EOW: Because the cookbook took all of your time.
RE: I spent six months at a desk, writing. I moved my desk into the old walk-in cooler. It won Best Cookbook in the nation from Independent Publisher [Book Awards]. It was fun. I got to travel all over the United States to food festivals. I cooked in Singapore for two weeks at a resort.
Hurricane Ike rolls in and the next thing you know, I've got to figure out what to do next.
(Author's note: Brennan's caught on fire during Hurricane Ike, forcing it to close for several months.)
I'd already been talking with Rhea Wheeler, who became my partner for Haven. I met him through Charles Clark. Charles, Chris and I all went to school together. Rhea was Charles' original investor for Ibiza. He starts calling me and we start talking, very casually at first.
He bought the land, which was just dirt, where Haven stood. He bought it and had Jim Herd of Collaborative Projects build it. He built a beautiful restaurant.
Rhea came up with the name, "Haven." This was before Twin Peaks [the "breastaurant" that later opened next door] and all this other jazz. That road was very quiet, had giant oak trees hanging over both sides--quite serene. It felt like you were driving into a haven off the traffic of 59 and Kirby. That's where the idea came from.
Haven opened in December of '09. We got a bunch of good press, people liked what we were doing, I was having a blast and had good people like Kevin Naderi, who was a cook for me at Brennan's.
EOW: Oh, I didn't know he worked for you over there, too.
RE: Yeah, he was a cook at Brennan's and then he started helping me with catering after the fire. He kind of forced his way into being the sous chef. I have to give it to him. He was smart about that. He didn't wait around for me to call him. He'd just come work. Didn't ask to get paid. I paid him, but he never asked for anything. He just wanted to come work and learn.
Kevin proved to be strong enough to hang and grew a lot with me. He's grown a lot more since me as well, which is good to see.
I brought Philippe [Gaston] on. He was kind of a nomad chef. He was with me for three years, longer than he's ever been anywhere.
EOW: Where was he before Haven?
RE: Reef, for a small window. He was at Kata [Robata] when it opened for a year-and-a-half, maybe.
EOW: And now he's back there.
RE: Yeah, for the izakaya place. I've watched him grow a lot, not just as a good cook, but a smart chef. That's what I loved about Haven. I got to mentor people. Watch people grow. I got to meet a lot of great customers who became friends.

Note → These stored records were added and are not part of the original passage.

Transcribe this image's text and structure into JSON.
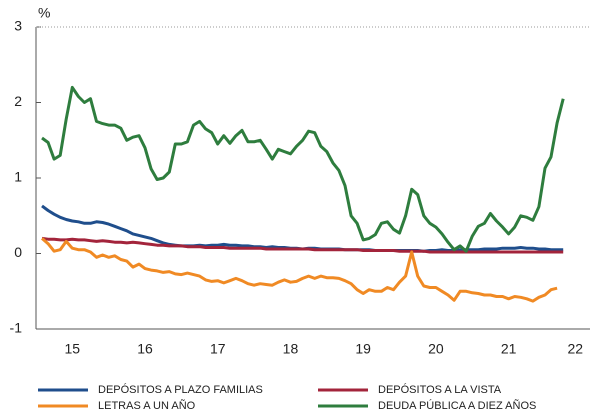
{
  "chart_data": {
    "type": "line",
    "y_unit_label": "%",
    "categories": [
      null,
      null,
      null,
      null,
      null,
      "15",
      null,
      null,
      null,
      null,
      null,
      null,
      null,
      null,
      null,
      null,
      null,
      "16",
      null,
      null,
      null,
      null,
      null,
      null,
      null,
      null,
      null,
      null,
      null,
      "17",
      null,
      null,
      null,
      null,
      null,
      null,
      null,
      null,
      null,
      null,
      null,
      "18",
      null,
      null,
      null,
      null,
      null,
      null,
      null,
      null,
      null,
      null,
      null,
      "19",
      null,
      null,
      null,
      null,
      null,
      null,
      null,
      null,
      null,
      null,
      null,
      "20",
      null,
      null,
      null,
      null,
      null,
      null,
      null,
      null,
      null,
      null,
      null,
      "21",
      null,
      null,
      null,
      null,
      null,
      null,
      null,
      null,
      null,
      null,
      "22",
      null
    ],
    "ylim": [
      -1,
      3
    ],
    "yticks": [
      -1,
      0,
      1,
      2,
      3
    ],
    "series": [
      {
        "name": "DEPÓSITOS A PLAZO FAMILIAS",
        "color": "#1f4e8c",
        "values": [
          0.63,
          0.57,
          0.52,
          0.48,
          0.45,
          0.43,
          0.42,
          0.4,
          0.4,
          0.42,
          0.41,
          0.39,
          0.36,
          0.33,
          0.3,
          0.26,
          0.24,
          0.22,
          0.2,
          0.17,
          0.14,
          0.12,
          0.11,
          0.1,
          0.1,
          0.1,
          0.11,
          0.1,
          0.11,
          0.11,
          0.12,
          0.11,
          0.11,
          0.1,
          0.1,
          0.09,
          0.09,
          0.08,
          0.09,
          0.08,
          0.08,
          0.07,
          0.07,
          0.06,
          0.07,
          0.07,
          0.06,
          0.06,
          0.06,
          0.06,
          0.05,
          0.05,
          0.05,
          0.05,
          0.05,
          0.04,
          0.04,
          0.04,
          0.04,
          0.04,
          0.04,
          0.04,
          0.04,
          0.03,
          0.04,
          0.04,
          0.05,
          0.04,
          0.04,
          0.05,
          0.05,
          0.05,
          0.05,
          0.06,
          0.06,
          0.06,
          0.07,
          0.07,
          0.07,
          0.08,
          0.07,
          0.07,
          0.06,
          0.06,
          0.05,
          0.05,
          0.05,
          null,
          null,
          null
        ]
      },
      {
        "name": "DEPÓSITOS A LA VISTA",
        "color": "#a3243b",
        "values": [
          0.2,
          0.19,
          0.19,
          0.18,
          0.18,
          0.19,
          0.18,
          0.18,
          0.17,
          0.16,
          0.17,
          0.16,
          0.15,
          0.15,
          0.14,
          0.15,
          0.14,
          0.13,
          0.12,
          0.11,
          0.11,
          0.1,
          0.1,
          0.1,
          0.09,
          0.09,
          0.09,
          0.08,
          0.08,
          0.08,
          0.08,
          0.07,
          0.07,
          0.07,
          0.07,
          0.07,
          0.07,
          0.06,
          0.06,
          0.06,
          0.06,
          0.06,
          0.06,
          0.06,
          0.06,
          0.05,
          0.05,
          0.05,
          0.05,
          0.05,
          0.05,
          0.05,
          0.05,
          0.04,
          0.04,
          0.04,
          0.04,
          0.04,
          0.04,
          0.03,
          0.03,
          0.03,
          0.03,
          0.03,
          0.02,
          0.02,
          0.02,
          0.02,
          0.02,
          0.02,
          0.02,
          0.02,
          0.02,
          0.02,
          0.02,
          0.02,
          0.02,
          0.02,
          0.02,
          0.02,
          0.02,
          0.02,
          0.02,
          0.02,
          0.02,
          0.02,
          0.02,
          null,
          null,
          null
        ]
      },
      {
        "name": "LETRAS A UN AÑO",
        "color": "#f08a24",
        "values": [
          0.2,
          0.13,
          0.03,
          0.05,
          0.16,
          0.07,
          0.05,
          0.05,
          0.02,
          -0.05,
          -0.02,
          -0.05,
          -0.03,
          -0.08,
          -0.1,
          -0.18,
          -0.14,
          -0.2,
          -0.22,
          -0.23,
          -0.25,
          -0.24,
          -0.27,
          -0.28,
          -0.26,
          -0.28,
          -0.3,
          -0.35,
          -0.37,
          -0.36,
          -0.39,
          -0.36,
          -0.33,
          -0.36,
          -0.4,
          -0.42,
          -0.4,
          -0.41,
          -0.42,
          -0.38,
          -0.35,
          -0.38,
          -0.37,
          -0.33,
          -0.3,
          -0.33,
          -0.3,
          -0.32,
          -0.32,
          -0.33,
          -0.36,
          -0.4,
          -0.48,
          -0.53,
          -0.48,
          -0.5,
          -0.5,
          -0.45,
          -0.48,
          -0.38,
          -0.3,
          0.02,
          -0.3,
          -0.43,
          -0.45,
          -0.45,
          -0.5,
          -0.55,
          -0.62,
          -0.5,
          -0.5,
          -0.52,
          -0.53,
          -0.55,
          -0.55,
          -0.57,
          -0.57,
          -0.6,
          -0.57,
          -0.58,
          -0.6,
          -0.63,
          -0.58,
          -0.55,
          -0.48,
          -0.46,
          null,
          null,
          null,
          null
        ]
      },
      {
        "name": "DEUDA PÚBLICA A DIEZ AÑOS",
        "color": "#2e7d3e",
        "values": [
          1.53,
          1.47,
          1.25,
          1.3,
          1.78,
          2.2,
          2.08,
          2.0,
          2.05,
          1.75,
          1.72,
          1.7,
          1.7,
          1.66,
          1.5,
          1.54,
          1.56,
          1.4,
          1.12,
          0.98,
          1.0,
          1.08,
          1.45,
          1.45,
          1.48,
          1.7,
          1.75,
          1.65,
          1.6,
          1.45,
          1.56,
          1.46,
          1.56,
          1.63,
          1.48,
          1.48,
          1.5,
          1.38,
          1.25,
          1.38,
          1.35,
          1.32,
          1.42,
          1.5,
          1.62,
          1.6,
          1.42,
          1.35,
          1.2,
          1.1,
          0.9,
          0.5,
          0.4,
          0.18,
          0.2,
          0.25,
          0.4,
          0.42,
          0.32,
          0.27,
          0.5,
          0.85,
          0.78,
          0.5,
          0.4,
          0.35,
          0.26,
          0.15,
          0.05,
          0.1,
          0.03,
          0.23,
          0.36,
          0.4,
          0.53,
          0.43,
          0.35,
          0.26,
          0.35,
          0.5,
          0.48,
          0.44,
          0.62,
          1.13,
          1.28,
          1.73,
          2.05,
          null,
          null,
          null
        ]
      }
    ]
  }
}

EOW: At some point, you decided to turn the bar area into Cove [the raw bar restaurant inside of Haven].
RE: Cove came about in the spring of '12. I looked at Philippe and said, "All these places opening up are ceviche bars and there's all these sushi bars opening up everywhere. But there's nowhere you can go for awesome raw seafood. We should do something." The royal "we," meaning Philippe.
EOW: Cove got a lot of good regard.
RE: He was very creative and did some stuff that I would never do. I learned how to cook stuff I'd never cooked before because of him. We learned a lot from each other. Cove got a lot of great press and we did a lot of fun stuff.

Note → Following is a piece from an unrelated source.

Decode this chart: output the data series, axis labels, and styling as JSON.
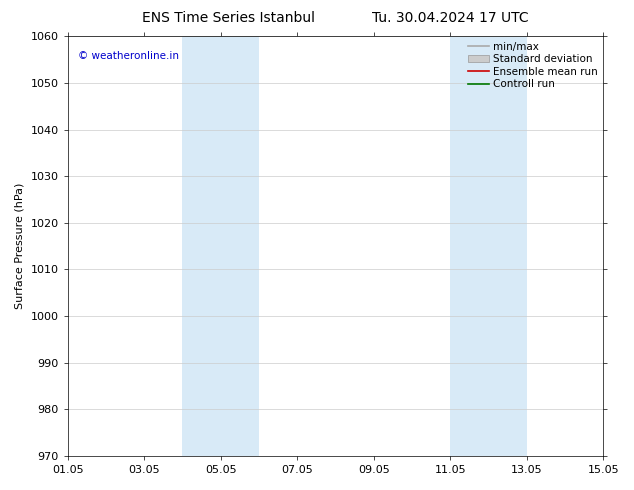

Haven changed over the years. I think we should have stayed at the price point we were when it opened. I felt we were in no man's land in pricing. We were $10 higher than the Reef and Ibizas of the world and $10 cheaper than the Brennan's of the world. I think people weren't sure if we were a special occasion restaurant or if we were a restaurant you could come and eat in once a month. You'd hear people say, "Oh, I love going there for my birthday." It's great to celebrate with us, but I didn't want it to be a birthday restaurant. I wanted it to be a "Hey, I love to eat and have a good time" restaurant.
EOW: What was driving the price difference between you and Reef? Why were you $10 higher?
RE: We saw price increases [on ingredients]. The numbers that Rhea wanted--I don't think we were where we needed to be in terms of the dollars. Looking back at it, I think we should have stayed where we were, sucked up the cost of increasing items and just did more volume.